"We’re not doing the Joseph Papp Broadway version," producer Steve Isaacson assured me, when he announced the 2007-2008 season. That’s a good thing. DMTC has produced a quite nice, quite respectable, and mostly delightful rendition of Gilbert & Sullivan’s 1880 classic.
Musically, "The Pirates of Penzance" is a parody of serious opera. Parts of the score are direct spoofs of "Il Trovatore" and "La Traviata." It offers witty dialogue, a twisting plot and clever lyrics. What’s not to like?
Gil Sebastian’s direction is strictly traditional, with a few little touches that make it uniquely his own (such as the serving of tea during crucial moments).
Frederick, a young man erroneously apprenticed at age 8 to a band of pirates is hoping to reach his 21st birthday so he can devote himself to exterminating his former comrades. The complicated plot moves very quickly and covers a wide range of topics, such as the value of being an orphan, the meaning of true love and the importance of duty.
Travis Nagler, a "Little Abner"-esque Frederick is the one weak link in an otherwise strong cast.

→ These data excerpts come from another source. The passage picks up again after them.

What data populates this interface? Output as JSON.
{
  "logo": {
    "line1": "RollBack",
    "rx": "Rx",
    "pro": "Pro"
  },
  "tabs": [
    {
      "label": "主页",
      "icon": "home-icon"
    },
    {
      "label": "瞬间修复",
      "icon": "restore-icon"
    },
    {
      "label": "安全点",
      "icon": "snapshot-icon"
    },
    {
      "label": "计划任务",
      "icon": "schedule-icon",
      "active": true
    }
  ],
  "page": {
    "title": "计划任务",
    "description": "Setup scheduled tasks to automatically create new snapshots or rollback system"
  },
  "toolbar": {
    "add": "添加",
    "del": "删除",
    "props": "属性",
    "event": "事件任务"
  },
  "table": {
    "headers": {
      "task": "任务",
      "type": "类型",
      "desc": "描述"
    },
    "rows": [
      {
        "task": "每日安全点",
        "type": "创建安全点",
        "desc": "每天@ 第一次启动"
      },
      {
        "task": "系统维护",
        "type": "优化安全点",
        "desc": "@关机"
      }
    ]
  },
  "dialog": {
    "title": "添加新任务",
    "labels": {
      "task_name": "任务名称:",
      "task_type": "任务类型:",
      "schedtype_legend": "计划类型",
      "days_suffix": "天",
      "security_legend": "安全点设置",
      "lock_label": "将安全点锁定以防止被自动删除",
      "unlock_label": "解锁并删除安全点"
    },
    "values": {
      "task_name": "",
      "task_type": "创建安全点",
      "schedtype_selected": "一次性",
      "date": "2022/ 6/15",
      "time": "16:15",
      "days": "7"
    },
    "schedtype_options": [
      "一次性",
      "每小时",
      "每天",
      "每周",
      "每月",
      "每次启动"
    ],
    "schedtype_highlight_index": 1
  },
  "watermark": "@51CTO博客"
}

While Nagler (who also acted as Master Carpenter for the set) sings well in his lower register, the part is too high and forces him to use a falsetto voice that too often cracks as he strains to hit the notes.
Lenore Sebastian, the hard of hearing nursemaid who mistook "pirate" for "pilot" turns in a funny performance as the piratical maid of all work. She is particularly good in Act 2, discarding her "upstairs maid" costume for more suitable pirate attire. Her beautiful contralto shines in her Act 1 duet with Frederick, "Oh, false one, you have deceived me."

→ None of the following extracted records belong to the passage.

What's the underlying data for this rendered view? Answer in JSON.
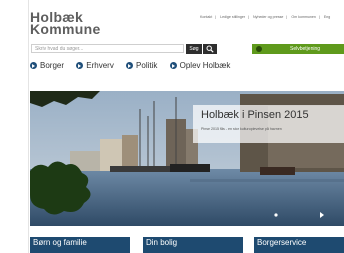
{
  "logo": {
    "line1": "Holbæk",
    "line2": "Kommune"
  },
  "top_links": [
    "Kontakt",
    "Ledige stillinger",
    "Nyheder og presse",
    "Om kommunen",
    "Eng"
  ],
  "search": {
    "placeholder": "Skriv hvad du søger...",
    "button_label": "Søg"
  },
  "selfservice": {
    "label": "Selvbetjening"
  },
  "nav": {
    "items": [
      "Borger",
      "Erhverv",
      "Politik",
      "Oplev Holbæk"
    ]
  },
  "hero": {
    "title": "Holbæk i Pinsen 2015",
    "subtitle": "Pinse 2015 fås - en stor kulturoplevelse på havnen"
  },
  "tiles": [
    "Børn og familie",
    "Din bolig",
    "Borgerservice"
  ],
  "colors": {
    "navy": "#1e4a70",
    "green": "#5f9a1c",
    "dark": "#2e2e2e"
  }
}
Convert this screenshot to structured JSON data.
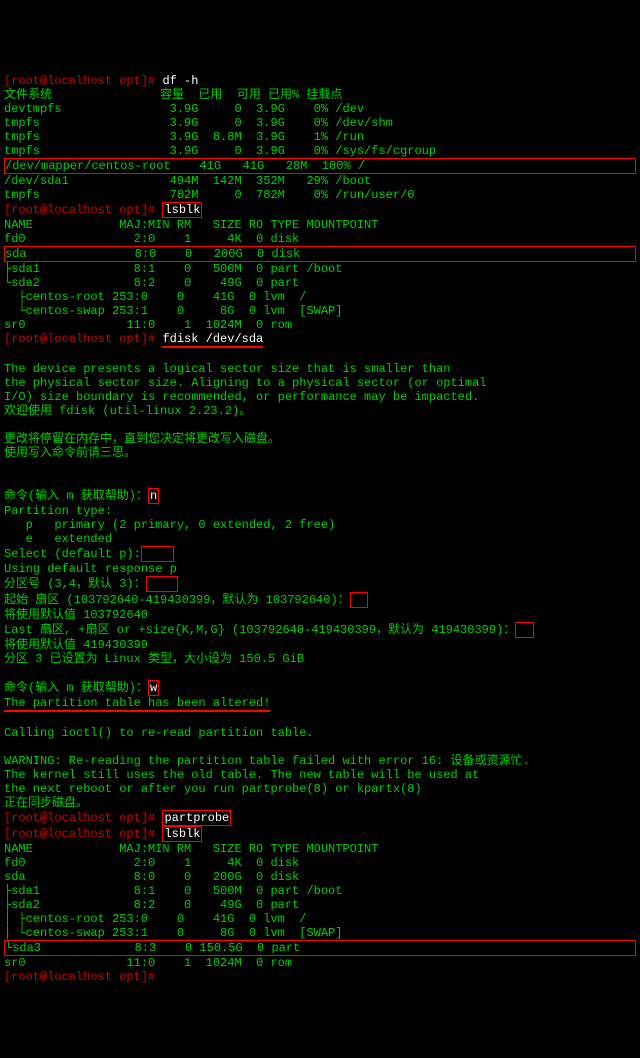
{
  "prompts": {
    "p": "[root@localhost opt]# "
  },
  "commands": {
    "df": "df -h",
    "lsblk": "lsblk",
    "fdisk": "fdisk /dev/sda",
    "partprobe": "partprobe"
  },
  "df": {
    "header": "文件系统               容量  已用  可用 已用% 挂载点",
    "rows": [
      "devtmpfs               3.9G     0  3.9G    0% /dev",
      "tmpfs                  3.9G     0  3.9G    0% /dev/shm",
      "tmpfs                  3.9G  8.8M  3.9G    1% /run",
      "tmpfs                  3.9G     0  3.9G    0% /sys/fs/cgroup"
    ],
    "highlight": "/dev/mapper/centos-root    41G   41G   28M  100% /",
    "after": [
      "/dev/sda1              494M  142M  352M   29% /boot",
      "tmpfs                  782M     0  782M    0% /run/user/0"
    ]
  },
  "lsblk1": {
    "header": "NAME            MAJ:MIN RM   SIZE RO TYPE MOUNTPOINT",
    "row1": "fd0               2:0    1     4K  0 disk ",
    "hl": "sda               8:0    0   200G  0 disk ",
    "rows": [
      "├sda1             8:1    0   500M  0 part /boot",
      "└sda2             8:2    0    49G  0 part ",
      "  ├centos-root 253:0    0    41G  0 lvm  /",
      "  └centos-swap 253:1    0     8G  0 lvm  [SWAP]",
      "sr0              11:0    1  1024M  0 rom"
    ]
  },
  "fdisk_out": {
    "l1": "The device presents a logical sector size that is smaller than",
    "l2": "the physical sector size. Aligning to a physical sector (or optimal",
    "l3": "I/O) size boundary is recommended, or performance may be impacted.",
    "l4": "欢迎使用 fdisk (util-linux 2.23.2)。",
    "l5": "更改将停留在内存中，直到您决定将更改写入磁盘。",
    "l6": "使用写入命令前请三思。",
    "pr1": "命令(输入 m 获取帮助)：",
    "in1": "n",
    "pt": "Partition type:",
    "pt1": "   p   primary (2 primary, 0 extended, 2 free)",
    "pt2": "   e   extended",
    "sel": "Select (default p):",
    "selresp": "Using default response p",
    "pnum": "分区号 (3,4，默认 3)：",
    "start": "起始 扇区 (103792640-419430399，默认为 103792640)：",
    "startdef": "将使用默认值 103792640",
    "last": "Last 扇区, +扇区 or +size{K,M,G} (103792640-419430399，默认为 419430399)：",
    "lastdef": "将使用默认值 419430399",
    "setmsg": "分区 3 已设置为 Linux 类型，大小设为 150.5 GiB",
    "in2": "w",
    "altered": "The partition table has been altered!",
    "ioctl": "Calling ioctl() to re-read partition table.",
    "w1": "WARNING: Re-reading the partition table failed with error 16: 设备或资源忙.",
    "w2": "The kernel still uses the old table. The new table will be used at",
    "w3": "the next reboot or after you run partprobe(8) or kpartx(8)",
    "sync": "正在同步磁盘。"
  },
  "lsblk2": {
    "header": "NAME            MAJ:MIN RM   SIZE RO TYPE MOUNTPOINT",
    "rows1": [
      "fd0               2:0    1     4K  0 disk ",
      "sda               8:0    0   200G  0 disk ",
      "├sda1             8:1    0   500M  0 part /boot",
      "├sda2             8:2    0    49G  0 part ",
      "│ ├centos-root 253:0    0    41G  0 lvm  /",
      "│ └centos-swap 253:1    0     8G  0 lvm  [SWAP]"
    ],
    "hl": "└sda3             8:3    0 150.5G  0 part ",
    "rows2": [
      "sr0              11:0    1  1024M  0 rom"
    ]
  },
  "chart_data": {
    "type": "table",
    "title": "df -h output",
    "columns": [
      "Filesystem",
      "Size",
      "Used",
      "Avail",
      "Use%",
      "Mounted on"
    ],
    "rows": [
      [
        "devtmpfs",
        "3.9G",
        "0",
        "3.9G",
        "0%",
        "/dev"
      ],
      [
        "tmpfs",
        "3.9G",
        "0",
        "3.9G",
        "0%",
        "/dev/shm"
      ],
      [
        "tmpfs",
        "3.9G",
        "8.8M",
        "3.9G",
        "1%",
        "/run"
      ],
      [
        "tmpfs",
        "3.9G",
        "0",
        "3.9G",
        "0%",
        "/sys/fs/cgroup"
      ],
      [
        "/dev/mapper/centos-root",
        "41G",
        "41G",
        "28M",
        "100%",
        "/"
      ],
      [
        "/dev/sda1",
        "494M",
        "142M",
        "352M",
        "29%",
        "/boot"
      ],
      [
        "tmpfs",
        "782M",
        "0",
        "782M",
        "0%",
        "/run/user/0"
      ]
    ]
  }
}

As the Pirate King, Brian McCann is swash-bucklingly delightful. McCann is the perfect comic pirate, at the same time menacing and soft-hearted. The tempo of his "I am a Pirate King" was a bit plodding and I feared for the rest of the show, but tempos picked up as the women came on stage for "Climbing Over Rocky Mountains"

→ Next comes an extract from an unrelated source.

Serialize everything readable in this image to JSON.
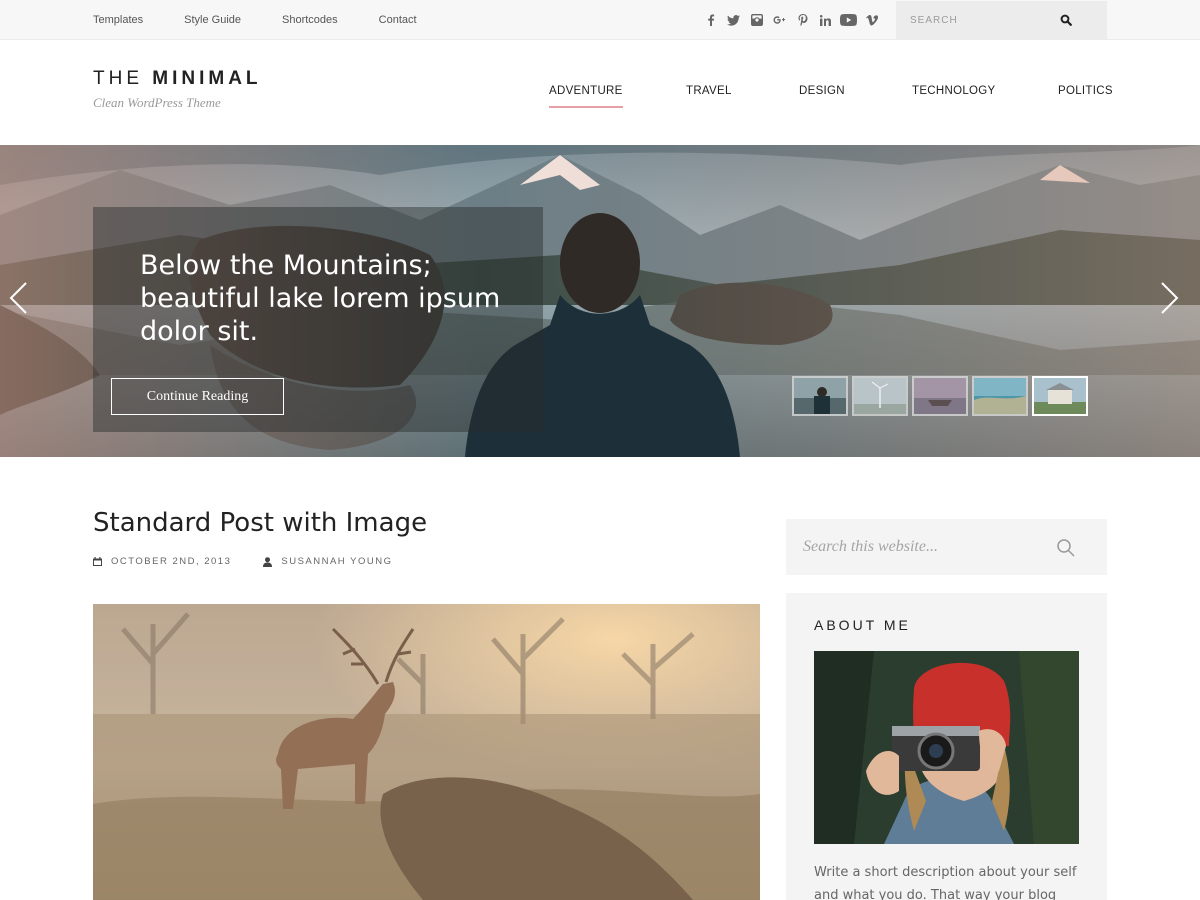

Dan Clanton is his second in command, Samuel, good at handing out a crowbar or a center bit.
What can be said about Allyson Paris, as Mabel, the daughter of Major General Stanley, who is charmed by the young Frederick? Her performance is a gem. Her coloratura parody of Italian opera ("Poor wand’ring one") was delicious.
Rhiannon Guevin was a captivating Edith, with a strong soprano and a twinkle in her eye. Elsbeth Poe and Katie Baad are her Edith’s sisters, Kate and Isabel, respectively, and also give good performances.
Major General Stanley enters toward the end of the first Act, just in time to save his daughters from a fate worse than death (marriage to pirates) and to sing his signature "Modern Major General." Fearn’s diction is impeccable and his characterization very funny. (I particularly liked his Act 2 bathrobe, complete with epaulets - nice touch by costumer Jeanne Henderson.)
No production of "Pirates of Penzance" would be complete without a bumbling band of Bobbies, the police crew enlisted to bring the pirates to their knees. Jonathan Cagle-Mulberg, Scott Griffith, Scott Sablan, Marc Valdez, Arthur Vassar and John VanWart fill the bill, trembling in their boots at the thought of confronting the vicious pirates. Richard Spierto heads up the group as the Sergeant of Police, who tells the plaintive tale about how "a policeman’s lot is not a happy one."
Steve Isaacson is credited with musical direction and gives us some incredibly beautiful choral moments, especially the lovely "Hail, Poetry," and the hauntingly beautiful, "Oh, dry the glist’ning tear."
Director Sebastian also designed the set, which is utilitarian, but, in the first act, does a nice job of suggesting the rocky coast of Cornwall, and, in the second, the graveyard of Maj. Gen. Stanley’s estate.
There's a reason The Pirates of Penzance has been performed virtually non-stop since its premiere: it's so much fun. We humans like to laugh at the foibles of others, and see the pompous brought down a notch or two, when done with humor.
DMTC’s production does Messers Gilbert & Sullivan proud.